Quite plainly, no clear picture of an alternative understanding of Revelation had emerged and this was abundant evidence to conservatives of the wrong ­headedness of attempting to provide one. These defenders of the traditional explanation appeared to pay little attention to the editorial observation of Alfred Nicholls in November 1981: “It is sometimes said that we are not so clear and firm in our expectations, not so ready to pronounce on world events as our forebears, the pioneers of a century ago. The reason is not far to seek: we have often raised hope prematurely; we have been too dogmatic and created disillusionment.” Nicholls followed this with a series of articles which later appeared in book form; Interpreting Revelation (1988). He did not enter the lists in favour of one side or the other but sought to set out the basic principles that should be applied in any attempt to explain the prophecy.

Two other titles which appeared at a similar time showed that, in the view of some, the problem could be resolved by a simple choice. Bro. Paul Billington wrote: Revelation: an Appeal for Correct Understanding (no date) and Bro Graham Pearce published Revelation — Which Interpretation? (1991).What the dust of controversy effectively concealed, however, was that there was a significant number of brethren and sisters, neither malcontents nor rebels, for whom the picture presented in Eureka was no longer adequate. In such a charged atmosphere it was not likely that anyone would notice that there was another option that would modify the need for choice.

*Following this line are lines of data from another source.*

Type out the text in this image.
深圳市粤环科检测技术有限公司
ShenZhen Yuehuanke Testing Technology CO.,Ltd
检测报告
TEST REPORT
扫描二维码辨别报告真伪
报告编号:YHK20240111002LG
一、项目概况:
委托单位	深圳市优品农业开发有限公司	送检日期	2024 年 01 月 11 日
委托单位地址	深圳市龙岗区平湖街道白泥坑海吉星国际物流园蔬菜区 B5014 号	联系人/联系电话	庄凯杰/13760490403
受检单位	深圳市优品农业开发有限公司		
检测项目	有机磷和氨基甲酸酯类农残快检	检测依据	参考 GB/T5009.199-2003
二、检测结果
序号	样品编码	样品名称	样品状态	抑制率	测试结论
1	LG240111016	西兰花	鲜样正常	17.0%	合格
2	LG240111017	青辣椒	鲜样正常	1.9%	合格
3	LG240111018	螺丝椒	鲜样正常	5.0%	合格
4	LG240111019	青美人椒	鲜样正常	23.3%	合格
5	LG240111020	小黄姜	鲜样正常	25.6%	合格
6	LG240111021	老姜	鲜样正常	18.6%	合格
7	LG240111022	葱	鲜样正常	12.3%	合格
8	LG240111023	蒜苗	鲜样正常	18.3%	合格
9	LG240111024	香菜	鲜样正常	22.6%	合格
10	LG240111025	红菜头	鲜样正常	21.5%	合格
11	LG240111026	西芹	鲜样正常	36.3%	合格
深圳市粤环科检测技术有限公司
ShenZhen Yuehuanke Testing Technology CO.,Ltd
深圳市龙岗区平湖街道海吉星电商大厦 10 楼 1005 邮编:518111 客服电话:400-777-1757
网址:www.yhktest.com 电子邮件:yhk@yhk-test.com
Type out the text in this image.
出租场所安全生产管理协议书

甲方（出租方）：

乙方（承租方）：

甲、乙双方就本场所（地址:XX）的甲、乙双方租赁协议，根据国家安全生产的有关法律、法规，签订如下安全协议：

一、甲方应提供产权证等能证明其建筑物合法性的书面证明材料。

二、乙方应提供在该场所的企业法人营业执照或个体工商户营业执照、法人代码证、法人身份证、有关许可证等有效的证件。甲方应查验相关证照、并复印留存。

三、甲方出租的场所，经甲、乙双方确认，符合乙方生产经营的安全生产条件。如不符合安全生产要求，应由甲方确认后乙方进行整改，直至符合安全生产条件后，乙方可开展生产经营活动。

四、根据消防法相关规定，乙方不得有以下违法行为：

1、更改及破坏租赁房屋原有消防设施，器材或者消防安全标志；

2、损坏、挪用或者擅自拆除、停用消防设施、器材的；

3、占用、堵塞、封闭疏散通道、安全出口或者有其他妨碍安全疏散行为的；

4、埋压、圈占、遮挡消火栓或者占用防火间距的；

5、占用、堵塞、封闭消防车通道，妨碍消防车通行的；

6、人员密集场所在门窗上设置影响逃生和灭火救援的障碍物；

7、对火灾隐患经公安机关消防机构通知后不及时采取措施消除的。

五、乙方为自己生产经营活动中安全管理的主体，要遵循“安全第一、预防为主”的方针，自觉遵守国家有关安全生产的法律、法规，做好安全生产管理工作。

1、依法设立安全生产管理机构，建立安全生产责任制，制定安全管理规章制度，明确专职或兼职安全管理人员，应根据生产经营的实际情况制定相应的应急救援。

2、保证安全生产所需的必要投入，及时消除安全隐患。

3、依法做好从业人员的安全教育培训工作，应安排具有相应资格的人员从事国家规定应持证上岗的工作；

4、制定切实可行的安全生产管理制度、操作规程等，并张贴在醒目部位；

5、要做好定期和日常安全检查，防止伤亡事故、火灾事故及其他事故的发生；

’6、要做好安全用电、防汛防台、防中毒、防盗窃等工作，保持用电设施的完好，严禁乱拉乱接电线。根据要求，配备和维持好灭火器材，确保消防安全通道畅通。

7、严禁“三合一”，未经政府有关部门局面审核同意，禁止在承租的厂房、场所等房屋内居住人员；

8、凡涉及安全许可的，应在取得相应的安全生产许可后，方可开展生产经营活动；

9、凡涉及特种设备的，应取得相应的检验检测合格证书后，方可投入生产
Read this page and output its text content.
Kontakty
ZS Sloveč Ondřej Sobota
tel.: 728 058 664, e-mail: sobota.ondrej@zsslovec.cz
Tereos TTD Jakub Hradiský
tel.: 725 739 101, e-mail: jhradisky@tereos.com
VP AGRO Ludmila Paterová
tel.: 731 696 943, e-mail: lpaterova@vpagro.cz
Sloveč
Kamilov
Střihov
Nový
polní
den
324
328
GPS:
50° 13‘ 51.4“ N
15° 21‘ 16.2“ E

With the dawn of the 21st century, it was clear that on the subject of understanding the book of Revelation, there were two clearly defined camps in the Christadelphian world: those who continued to trust Eureka and those who were no longer willing to do so.

There was little if any evidence that those of either camp had considered the merits of their opponents’ case or cases. Those who engaged in the debate on the relevant merits of the differing views all seemed to belong to the Aunt Sally school of argument, which considers a rival’s claims only to expose its perceived flaws and never to acknowledge any positive features. This inescapable characteristic of internal strife is one of its most distressing features. As so often has been remarked, the first casualty in any conflict is inevitably truth, even among those whose ostensible aim is the pursuit of that often elusive commodity.

By 2009 several other brethren had published material arguing for a futurist understanding of Revelation. One of them, Bro Ian Hyndman of Australia, made a significant comment in his introduction. Having come to the tentative conclusion that the book’s message refers to an Arab invasion of Israel at the time of the end, he feared that those who had rejected this notion would find their theory of fulfilled prophecy failing and with that their faith. In the preface to Revelation — A Message from Jesus About the Last Days (2000) he wrote: “This is not the accepted view of some Bible students, and for some, the unexpected prospect of Israel suffering defeat and exile could have the effect of shaking their faith when these events occur”.

[To be continued, God Willing, in the October issue.]

  1. “My conviction is that the judgment upon Babylon will be announced as about to sit; and that the Ancient of Days and the saints will meet ‘in the air’ and among the clouds, in the common A. D. 1866, or 1260 years from A. D. 606.” (Anatolia, 1854, p. 92) The “Exposition of Daniel” has 1868, but this book was first produced in that same year.